(599f) Parallel Cyclic Reduction Decomposition for Dynamic Optimization Problems | AIChE

(599f) Parallel Cyclic Reduction Decomposition for Dynamic Optimization Problems

Authors 

Eason, J. P. - Presenter, Carnegie Mellon University
Wan, W., Carnegie Mellon Univeristy
Biegler, L., Carnegie Mellon University
Nicholson, B., Sandia National Laboratories
Direct transcription of dynamic optimization problems, with differential-algebraic equations discretized and written as algebraic constraints, can create very large nonlinear optimization problems. When this discretized optimization problem is solved with an NLP solver, such as IPOPT, the dominant computational cost often lies in solving the linear system that generates Newton steps for the KKT system. Computational cost and memory constraints for this linear system solution raise many challenges as the system size increases. On the other hand, the linear KKT system for our dynamic optimization problem is sparse and structured, and can be permuted to form a block tridiagonal matrix. This study explores a parallel decomposition strategy for block tridiagonal systems that is based on cyclic reduction (CR) factorization of the KKT matrix. The classical CR method has good observed performance, but its numerical stability properties are unproved for our KKT system. Alternately, Yalamov and Pavlov proposed a modified, full-space CR algorithm with proven stability bounds. Here we compare the performance of both methods on random test matrices. Stable behavior is observed in both cases, and the classical CR method has lower computational cost. This result is explained by analyzing the complexity of both methods. Finally, we discuss modifications to the CR decomposition that improve performance, and we apply the approach to four industrially relevant case studies.
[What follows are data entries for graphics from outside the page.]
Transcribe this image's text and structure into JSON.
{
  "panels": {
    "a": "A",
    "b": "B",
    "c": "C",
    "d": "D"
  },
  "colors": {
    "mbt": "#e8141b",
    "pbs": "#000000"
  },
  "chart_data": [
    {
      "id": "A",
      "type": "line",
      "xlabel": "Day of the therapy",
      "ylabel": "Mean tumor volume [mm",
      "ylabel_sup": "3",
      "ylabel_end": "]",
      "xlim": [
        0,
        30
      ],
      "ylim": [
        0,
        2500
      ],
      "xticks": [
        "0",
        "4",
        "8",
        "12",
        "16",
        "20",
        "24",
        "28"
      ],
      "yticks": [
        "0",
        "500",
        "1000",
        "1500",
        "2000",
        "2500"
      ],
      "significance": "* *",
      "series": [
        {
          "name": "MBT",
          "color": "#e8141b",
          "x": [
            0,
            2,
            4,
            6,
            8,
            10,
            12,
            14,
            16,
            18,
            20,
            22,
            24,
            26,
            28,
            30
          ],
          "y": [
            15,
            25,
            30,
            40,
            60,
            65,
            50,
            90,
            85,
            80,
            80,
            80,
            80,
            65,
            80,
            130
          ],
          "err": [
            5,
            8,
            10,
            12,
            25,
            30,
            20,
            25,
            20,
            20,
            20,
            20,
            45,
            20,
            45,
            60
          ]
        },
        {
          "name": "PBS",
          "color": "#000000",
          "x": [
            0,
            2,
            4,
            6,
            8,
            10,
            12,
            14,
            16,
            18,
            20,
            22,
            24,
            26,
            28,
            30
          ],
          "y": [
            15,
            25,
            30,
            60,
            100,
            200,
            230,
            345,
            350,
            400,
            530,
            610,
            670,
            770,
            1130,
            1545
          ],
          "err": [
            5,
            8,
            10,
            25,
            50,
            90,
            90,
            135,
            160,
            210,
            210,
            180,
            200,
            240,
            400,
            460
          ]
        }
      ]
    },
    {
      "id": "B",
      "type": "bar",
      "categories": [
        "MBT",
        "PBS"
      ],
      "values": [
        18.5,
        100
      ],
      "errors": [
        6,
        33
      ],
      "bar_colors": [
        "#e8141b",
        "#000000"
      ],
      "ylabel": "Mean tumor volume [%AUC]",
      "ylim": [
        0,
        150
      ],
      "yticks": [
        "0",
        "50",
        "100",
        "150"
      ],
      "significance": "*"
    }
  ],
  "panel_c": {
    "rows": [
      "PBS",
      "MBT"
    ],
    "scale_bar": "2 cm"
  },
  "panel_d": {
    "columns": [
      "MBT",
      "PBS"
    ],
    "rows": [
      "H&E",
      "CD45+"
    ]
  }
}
These include a moving horizon estimation of a CSTR, nonlinear model predictive control of a CSTR, grade transition for a polymerization process, and nonlinear model predictive control of a bubbling fluidized bed reactor. The latter problem is discretized in both space and time, resulting in up to 250000 variables and constraints. On this problem, a parallel speedup of a factor of four is observed when using eight processors.